Before either of them could move, Kepler slid in alongside them, breathing hard.
“Captain,” he said, speaking between gasps. “We got trouble.”
“Let’s hear it.”
“VC working our back trail,” Kepler wheezed.
“What, again? How far?”
“Fifteen, maybe twenty minutes tops, if they keep at their present rate,” Kepler said, panting. “Say ten if they decide to be most ricky-tick.”
“Numbers?”
“Looks like a squad. At least seven, maybe more. I couldn’t get an accurate count.”
“That many mus
t be point element for a company,” offered Fetterman.
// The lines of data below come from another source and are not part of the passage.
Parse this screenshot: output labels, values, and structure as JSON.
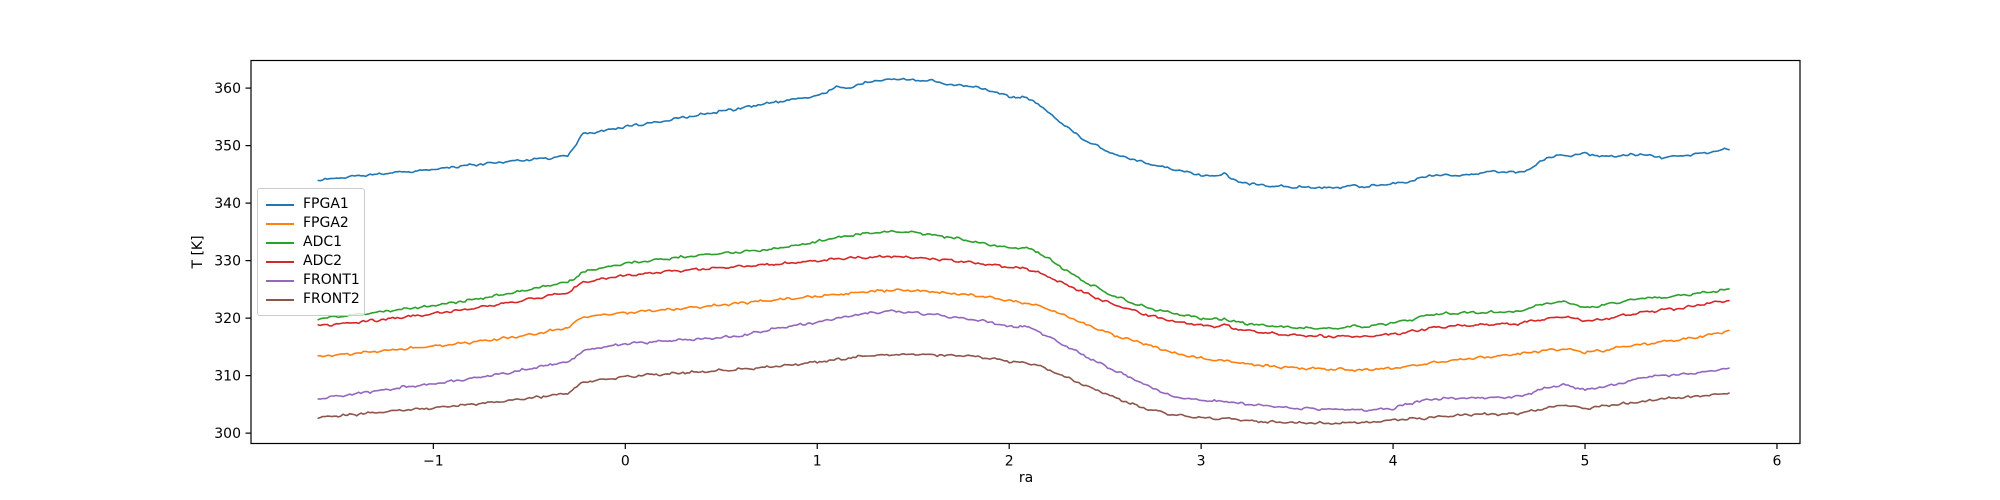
{
  "figure": {
    "background": "#ffffff"
  },
  "chart_data": {
    "type": "line",
    "title": "",
    "xlabel": "ra",
    "ylabel": "T [K]",
    "xlim": [
      -1.95,
      6.12
    ],
    "ylim": [
      298.2,
      364.8
    ],
    "xticks": [
      -1,
      0,
      1,
      2,
      3,
      4,
      5,
      6
    ],
    "yticks": [
      300,
      310,
      320,
      330,
      340,
      350,
      360
    ],
    "grid": false,
    "legend_position": "upper-left-inside",
    "noise_amplitude": 0.13,
    "x": [
      -1.6,
      -1.4,
      -1.2,
      -1.0,
      -0.8,
      -0.6,
      -0.45,
      -0.38,
      -0.3,
      -0.22,
      -0.1,
      0,
      0.15,
      0.3,
      0.45,
      0.6,
      0.75,
      0.9,
      1.0,
      1.1,
      1.15,
      1.2,
      1.3,
      1.4,
      1.5,
      1.6,
      1.7,
      1.8,
      1.9,
      2.0,
      2.08,
      2.15,
      2.25,
      2.4,
      2.55,
      2.7,
      2.85,
      3.0,
      3.08,
      3.12,
      3.17,
      3.3,
      3.5,
      3.7,
      3.8,
      3.85,
      4.0,
      4.1,
      4.2,
      4.35,
      4.5,
      4.65,
      4.72,
      4.8,
      4.9,
      5.0,
      5.1,
      5.2,
      5.3,
      5.4,
      5.5,
      5.6,
      5.75
    ],
    "series": [
      {
        "name": "FPGA1",
        "color": "#1f77b4",
        "values": [
          344.0,
          344.7,
          345.3,
          345.9,
          346.6,
          347.3,
          347.7,
          347.9,
          348.3,
          352.0,
          352.7,
          353.3,
          354.0,
          354.9,
          355.7,
          356.5,
          357.4,
          358.2,
          358.6,
          360.2,
          359.9,
          360.5,
          361.3,
          361.6,
          361.4,
          361.2,
          360.6,
          360.3,
          359.6,
          358.5,
          358.4,
          357.3,
          354.5,
          350.8,
          348.4,
          347.1,
          345.9,
          344.9,
          344.6,
          345.3,
          343.9,
          343.1,
          342.8,
          342.6,
          343.2,
          342.8,
          343.4,
          343.9,
          344.9,
          344.7,
          345.5,
          345.3,
          346.0,
          348.0,
          348.3,
          348.6,
          348.1,
          348.3,
          348.5,
          347.9,
          348.2,
          348.6,
          349.5
        ]
      },
      {
        "name": "FPGA2",
        "color": "#ff7f0e",
        "values": [
          313.3,
          313.9,
          314.5,
          315.1,
          315.8,
          316.6,
          317.4,
          317.9,
          318.3,
          320.2,
          320.6,
          320.9,
          321.3,
          321.7,
          322.1,
          322.6,
          323.1,
          323.5,
          323.8,
          324.1,
          324.2,
          324.4,
          324.7,
          324.9,
          324.8,
          324.6,
          324.3,
          324.0,
          323.6,
          323.0,
          322.6,
          322.2,
          321.0,
          318.9,
          317.0,
          315.6,
          314.0,
          313.0,
          312.7,
          312.6,
          312.4,
          311.8,
          311.3,
          311.1,
          311.0,
          311.0,
          311.3,
          311.7,
          312.2,
          312.8,
          313.3,
          313.8,
          314.1,
          314.4,
          314.7,
          314.1,
          314.4,
          315.0,
          315.4,
          315.9,
          316.3,
          316.8,
          317.8
        ]
      },
      {
        "name": "ADC1",
        "color": "#2ca02c",
        "values": [
          319.8,
          320.6,
          321.4,
          322.2,
          323.2,
          324.3,
          325.3,
          325.8,
          326.2,
          328.0,
          328.9,
          329.5,
          330.1,
          330.6,
          331.1,
          331.5,
          331.9,
          332.7,
          333.3,
          334.0,
          334.2,
          334.6,
          334.9,
          335.1,
          334.9,
          334.5,
          334.0,
          333.4,
          332.8,
          332.2,
          332.3,
          331.5,
          329.3,
          326.2,
          323.8,
          322.0,
          320.9,
          320.0,
          319.8,
          319.9,
          319.4,
          318.8,
          318.3,
          318.2,
          318.7,
          318.4,
          319.2,
          319.8,
          320.7,
          320.9,
          321.0,
          321.1,
          322.0,
          322.5,
          322.9,
          321.8,
          322.3,
          322.9,
          323.5,
          323.5,
          324.0,
          324.3,
          325.0
        ]
      },
      {
        "name": "ADC2",
        "color": "#d62728",
        "values": [
          318.6,
          319.3,
          320.0,
          320.8,
          321.7,
          322.7,
          323.6,
          324.0,
          324.4,
          326.2,
          326.9,
          327.4,
          327.9,
          328.3,
          328.7,
          329.0,
          329.3,
          329.7,
          330.0,
          330.3,
          330.4,
          330.5,
          330.6,
          330.7,
          330.5,
          330.3,
          330.0,
          329.7,
          329.3,
          328.9,
          328.7,
          328.0,
          326.5,
          324.3,
          322.3,
          320.7,
          319.5,
          318.7,
          318.5,
          318.9,
          318.2,
          317.6,
          317.0,
          316.8,
          316.9,
          316.8,
          317.2,
          317.7,
          318.3,
          318.7,
          318.9,
          319.0,
          319.5,
          319.9,
          320.3,
          319.5,
          319.8,
          320.5,
          321.0,
          321.4,
          321.7,
          322.3,
          323.1
        ]
      },
      {
        "name": "FRONT1",
        "color": "#9467bd",
        "values": [
          306.0,
          306.9,
          307.8,
          308.6,
          309.5,
          310.6,
          311.5,
          312.0,
          312.3,
          314.3,
          315.0,
          315.5,
          315.9,
          316.2,
          316.5,
          316.9,
          318.0,
          318.8,
          319.3,
          320.0,
          320.1,
          320.6,
          321.0,
          321.2,
          321.0,
          320.6,
          320.2,
          319.8,
          319.3,
          318.5,
          318.6,
          317.8,
          315.9,
          313.3,
          310.9,
          308.6,
          306.4,
          305.7,
          305.5,
          305.6,
          305.3,
          304.8,
          304.3,
          304.1,
          304.1,
          304.0,
          304.3,
          305.3,
          305.9,
          306.1,
          306.2,
          306.3,
          307.0,
          307.9,
          308.4,
          307.5,
          308.1,
          308.8,
          309.7,
          310.0,
          310.2,
          310.5,
          311.2
        ]
      },
      {
        "name": "FRONT2",
        "color": "#8c564b",
        "values": [
          302.7,
          303.3,
          303.9,
          304.4,
          305.0,
          305.7,
          306.3,
          306.6,
          306.9,
          308.8,
          309.4,
          309.8,
          310.2,
          310.5,
          310.8,
          311.1,
          311.5,
          312.0,
          312.4,
          312.8,
          312.9,
          313.2,
          313.5,
          313.7,
          313.7,
          313.6,
          313.5,
          313.4,
          313.0,
          312.5,
          312.3,
          311.8,
          310.4,
          308.2,
          306.2,
          304.4,
          303.2,
          302.7,
          302.5,
          302.6,
          302.4,
          302.0,
          301.8,
          301.7,
          301.9,
          301.8,
          302.3,
          302.5,
          302.7,
          303.1,
          303.3,
          303.4,
          303.8,
          304.4,
          304.9,
          304.3,
          304.7,
          305.1,
          305.5,
          306.0,
          306.2,
          306.4,
          307.0
        ]
      }
    ]
  }
}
“You sure they’re looking for us?” asked Gerber.
“Well, sir,” said Kepler, gulping air, “they’re sure as hell looking for somebody. They got a tracker out front, walking point with a two-man security team.”
“Jesus! Where in the hell did those guys come from?”
“Sir,” said Fetterman, “I don’t like to say this, but they must have found the bodies of that other patrol we neutralized. I thought we’d done an adequate job of concealing the evidence, but perhaps we weren’t quite as thorough as I thought we were. Maybe we should have buried them instead of just hiding the bodies.”
“This is no time to be thinking about what we should have done, Master Sergeant. What we need to do now is think about what we’re going to do.”
“Yes, sir. We’ll have to kill the tracker, sir. It’s the only way we’ll lose them if he’s any good at all.”
“He’s done all right following us so far,” offered Kepler.
“I suppose it can’t be helped. It sure is going to blow our being here.”
“Not necessarily, sir. The VC may not know what they’re onto yet. Those three we killed earlier we took out without firing a shot.”
“So?”
“So we didn’t leave behind any brass or other clues that would point to the job being done by us. Those turkeys could have been taken out by any three mean guys with knives. South Vietnamese smugglers, Cambodian border bandits, even other VC who had a grudge against them or were trying to defect to the South and chieu hoi like our Kit Carson did. So long as those guys tracking us didn’t find any of Anderson’s size thirteen triple E boot prints, all they know is somebody killed their buddies. They don’t know it was us.”
“You’re forgetting one thing, Tony. Any of those other groups would have stripped the bodies.”